Impact on Private Ownership of Shares and Assets
The Business Facilitation (Miscellaneous Provisions) Bill 2022 was signed into law by the President of the Federal Republic of Nigeria on the 8th of February 2023 and it became the Business Facilitation (Miscellaneous Provisions) Act. The Act amends 11 business-related laws, one of which is the Companies and Allied Matters Act 2020. The amended provisions in the Business Facilitation (Miscellaneous Provisions) Act of 2023 (BFA) have several implications for businesses. This article will consider the impact of the amended provisions on the private ownership of shares and assets.
- Ease of Share Capital Increase:
The Act facilitates an easier process for companies to increase their share capital. It amends CAMA and allows boards of directors to issue resolutions for share capital increases without the need for a general meeting provided that such authorization is granted by the company’s articles. This can benefit shareholders by allowing companies to adapt more swiftly to changing financial needs without the necessity of convening a general meeting.
- Return on Allotment Deadline:
BFA introduces a shorter period for making returns on the allotment of shares to the Corporate Affairs Commission (CAC). It reduces the deadline from one month to 15 days and thus enhances a transparency that ensures changes in ownership are promptly recorded, providing private shareholders with more accurate and up-to-date information. It also helps companies with an efficient management of share-related information.
- Electronic Share Certificates:
The introduction of electronic share certificates offers companies the option to issue shares in electronic form. Shareholders can benefit from the reduced risk of physical certificate loss and the ease of paperless transactions. Furthermore, the provision also affects the transfer and ownership of shares. With the issuance of shares in electronic form, the presentation of the instruments of transfer and relevant share certificates can be done electronically.
- Fixed and Floating Charges:
The prioritization of fixed charges over floating charges, as maintained by the amendment, affects shareholders by giving holders of fixed charges precedence in the event of insolvency. Shareholders may see reduced value in their shares if fixed charge claims take priority. Additionally, the provision safeguarding floating charges from other charges with priority ensures adherence to agreed terms, protecting the interests of floating charge holders.

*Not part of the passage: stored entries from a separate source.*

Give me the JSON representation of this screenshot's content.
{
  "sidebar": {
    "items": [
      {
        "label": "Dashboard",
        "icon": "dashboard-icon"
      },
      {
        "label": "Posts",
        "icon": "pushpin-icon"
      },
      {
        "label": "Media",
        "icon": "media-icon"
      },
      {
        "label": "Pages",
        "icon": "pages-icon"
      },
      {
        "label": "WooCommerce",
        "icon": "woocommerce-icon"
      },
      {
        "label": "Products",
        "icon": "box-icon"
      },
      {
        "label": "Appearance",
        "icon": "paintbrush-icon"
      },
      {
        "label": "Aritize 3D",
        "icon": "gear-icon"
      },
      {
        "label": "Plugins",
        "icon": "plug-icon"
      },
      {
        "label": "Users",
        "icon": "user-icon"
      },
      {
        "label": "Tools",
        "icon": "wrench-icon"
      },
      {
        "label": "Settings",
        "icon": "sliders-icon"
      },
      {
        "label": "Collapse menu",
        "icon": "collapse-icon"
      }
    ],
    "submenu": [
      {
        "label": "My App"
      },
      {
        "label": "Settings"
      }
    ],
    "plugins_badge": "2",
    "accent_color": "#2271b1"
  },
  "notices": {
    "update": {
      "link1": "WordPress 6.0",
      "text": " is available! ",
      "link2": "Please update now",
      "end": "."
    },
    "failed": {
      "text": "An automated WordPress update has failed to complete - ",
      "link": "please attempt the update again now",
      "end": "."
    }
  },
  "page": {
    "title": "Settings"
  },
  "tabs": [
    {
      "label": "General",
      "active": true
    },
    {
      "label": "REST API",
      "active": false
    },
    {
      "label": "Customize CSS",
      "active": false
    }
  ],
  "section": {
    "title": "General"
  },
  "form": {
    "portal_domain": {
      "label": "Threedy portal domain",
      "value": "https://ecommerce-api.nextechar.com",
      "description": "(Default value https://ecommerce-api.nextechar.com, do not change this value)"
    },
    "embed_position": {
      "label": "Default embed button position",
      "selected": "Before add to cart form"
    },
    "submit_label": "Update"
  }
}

- Limitation of Pre-emptive Rights:
The limitation of pre-emptive rights to private companies means that only these entities are required to offer new shares to existing shareholders first. This impacts private ownership of shares by providing shareholders with a more defined and direct role in acquiring additional shares. As a result, private company shareholders gain clearer rights in the acquisition process, influencing the dynamics of share ownership and potentially affecting the overall value and distribution of company assets. Shareholders in public companies no longer enjoy these rights.
In addition, BFA amends the time frame for the acceptance of such offer to 21 days unlike previously when it was a ‘reasonable time’. Shareholders who do not accept the offer with the 21 days will be deemed to have declined.
- Allotment of Shares:
Formerly, the power to allot shares may be delegated to the directors of a private company subject to any condition or direction imposed in the company’s Articles of Association or by the company in general meeting. The BFA amends this to provide that the powers to allot shares in a company (private or public) may only be exercised by the directors further to express authority granted by the Articles of Association or the company in a general meeting.
The amendment ensures that any issuance of new shares, in both private and public companies, is subject to clear authorization, enhancing transparency and governance. Shareholders, including private owners, can have more confidence in the legitimacy of share allotments. The impact on assets lies in the potential influence on the overall value of the company, as the controlled issuance of shares affects ownership structure and equity distribution.
- Electronic Meetings, Voting and Notice of Meetings:
BFA removes the restriction on electronic meetings, extending this provision beyond private companies to include public ones. Other amendments allow electronic voting and electronic notice, such as emails, eliminating the need for personal or postal service. This makes it convenient for shareholders to attend and vote at meetings, fostering greater engagement in the decision-making process and easing the overall participation of shareholders in corporate affairs.
- Debt Threshold:
One of the conditions for winding up was the inability of a company to pay the debt sum of two hundred thousand naira. BFA amends this provision by replacing it with a sum to be determined by a regulation issued by CAC.
CAC’s discretion in setting the debt threshold introduces potential flexibility and adaptability to changing economic conditions. However, shareholders need to stay informed about the Commission’s regulations, as these determinations can influence the financial standing and stability of companies, thereby affecting the value of shares and assets they hold.
Conclusion
In conclusion, the amendments made by the BFA have significantly shaped private ownership and investment in Nigerian companies. It streamlines share capital increase, enhances transparency with shorter deadlines for share allotment returns, and introduces electronic share certificates for convenient and hopefully secure transactions. Amendments related to electronic meetings and notice make shareholder participation more convenient. With these amendments, the Act’s aim of promoting the ease of doing business in Nigeria seems feasible.